第52話 逃亡生活

「いたたた!」


「我慢……してください」


「暴れるんじゃない! 男の子さね!」


 蟲の粘液で肩の火傷を消毒するスミが、呻くヨシュアを窘める。暴れたくても、彼はカーシャに押さえつけられて身動き一つとれないが。


「くさ~い~」


「近寄らないでよね!」


「お前たちは怪我人に優しくするとかないのか?」


 ヨシュアには珍しく、いつも通りの彼女らに皮肉を飛ばしたくなる痛みであった。


 今いるここがどこかは定かでない。荒涼とした荒野に立っている、朽ちた石造りの建物の中だとはわかるが、見たことのない造形で見たことのない地名。周囲には人や町どころか、生き物の気配も希薄である。ドゥーチェどころか、周辺国ですらないのかもしれない。

 女軍人との一戦に勝利し、センリを救出した後ヨシュアと”特殺隊”は、移動魔法を繰り返しながら自身の治癒に努めていた。というのも、どこに飛んでも半日もすれば”白月”が追いかけてくるからだ。第3の兵の探知能力は相当らしい、幸い足は速すぎるが限界がある。追跡を承知で移動し、危うくなればまた別の個所に飛ぶ、何回繰り返したかはわからないが、それでも諦めない”白月”も相当だ。
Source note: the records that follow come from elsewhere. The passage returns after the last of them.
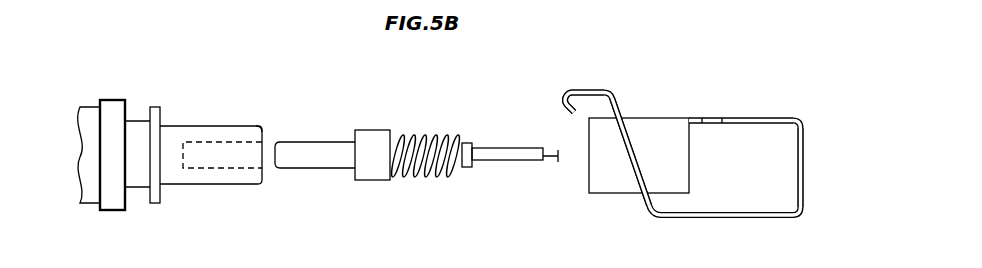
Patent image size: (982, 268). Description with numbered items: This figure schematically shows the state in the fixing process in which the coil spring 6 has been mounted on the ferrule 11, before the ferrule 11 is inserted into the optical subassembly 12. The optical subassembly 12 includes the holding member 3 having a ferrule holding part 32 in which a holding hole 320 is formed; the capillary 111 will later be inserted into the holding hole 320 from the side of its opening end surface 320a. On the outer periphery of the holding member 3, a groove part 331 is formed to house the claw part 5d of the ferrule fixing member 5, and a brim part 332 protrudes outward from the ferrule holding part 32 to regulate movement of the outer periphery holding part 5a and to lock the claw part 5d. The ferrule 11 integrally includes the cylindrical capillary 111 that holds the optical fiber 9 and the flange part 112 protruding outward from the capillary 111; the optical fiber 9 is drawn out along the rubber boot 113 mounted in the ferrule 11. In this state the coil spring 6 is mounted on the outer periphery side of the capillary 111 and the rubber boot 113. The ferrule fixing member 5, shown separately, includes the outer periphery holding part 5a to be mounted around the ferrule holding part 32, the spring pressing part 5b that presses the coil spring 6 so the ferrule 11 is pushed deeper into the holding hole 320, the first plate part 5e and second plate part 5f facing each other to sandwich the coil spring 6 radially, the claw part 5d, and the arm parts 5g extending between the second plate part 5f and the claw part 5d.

The optical subassembly 12 is at (88, 212).
The holding member 3 is at (172, 208).
The groove part 331 is at (137, 120).
The brim part 332 is at (153, 110).
The ferrule holding part 32 is at (213, 192).
The holding hole 320 is at (235, 158).
The opening end surface 320a is at (265, 130).
The ferrule 11 is at (460, 115).
The capillary 111 is at (325, 150).
The flange part 112 is at (372, 172).
The coil spring 6 is at (427, 138).
The rubber boot 113 is at (490, 157).
The optical fiber 9 is at (548, 160).
The ferrule fixing member 5 is at (788, 80).
The outer periphery holding part 5a is at (633, 125).
The spring pressing part 5b is at (802, 163).
The claw part 5d is at (566, 111).
The first plate part 5e is at (742, 120).
The second plate part 5f is at (720, 218).
The arm parts 5g is at (635, 170).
 ヨシュアとスガワ、トゥーコは勿論、”白月”と戦い隊員たちも傷を負っている。ヨシュアは肩に消えない火傷を負い力が弱まっている。おまけに左耳を喪った、このままでは壊死してしまうとスミに言われ、切除する羽目にもなった。日常に支障は出ないものの、無視できない喪失だ。

 その点、”白月”との交戦である程度死を覚悟しながらも、大きな傷を負わなかった隊員たちは皮肉であった。目的の達成には、どうであれ犠牲がついて回るらしい。


「あんたのせいなんだからね!」


「困りますわ……魚の糞みてえに引っ付いてきやがる!」


「ベッドで寝たいのに」


「疲れが取れません、イヴは魔法を使いすぎです」


 更にヨシュアは散々罵られた、大きくはないが”白月”戦で傷を負ったこと、尚も追われ続けていること、諸々溜まった鬱憤をぶつけられている。無論信頼の裏返しでもあるが、満身創痍では堪えに堪えた。

 口喧嘩で勝てるわけもない、ただ黙って、嵐が過ぎるのを待つしかなかった。『何故置いて逃げず、尚且つまだついてくるんだ』という当然の疑問をぶつけると、余計に怒られた。

 全員無事だったのは嬉しいことだが、肉体の損傷と女軍人を手にかけた後味の悪さは拭うにまだまだ時間がかかりそうだった。いつまでたってもこれは慣れない。『ゴル村』の人々や捕虜はどうしているだろうか? 確認しに行きたいが、”白月”に追われている以上それも儘ならない。一難去って三難四難、ヨシュアの悩みは尽きそうもない。


「隊長! 飯だぞ!」


「きょ、今日も乾燥肉です……」


「わかったわかった」


 ともあれ、今は安らぎの時である。スガワとトゥーコも、わだかまりが融けたようで一安心。全員で食べ、全員で呑み、全員で喧嘩し、日々は流れていった。


 そして―


「少尉、食事ですよ」


「……」


 独り口を閉ざし続けている、センリにも平等に日々は流れていく。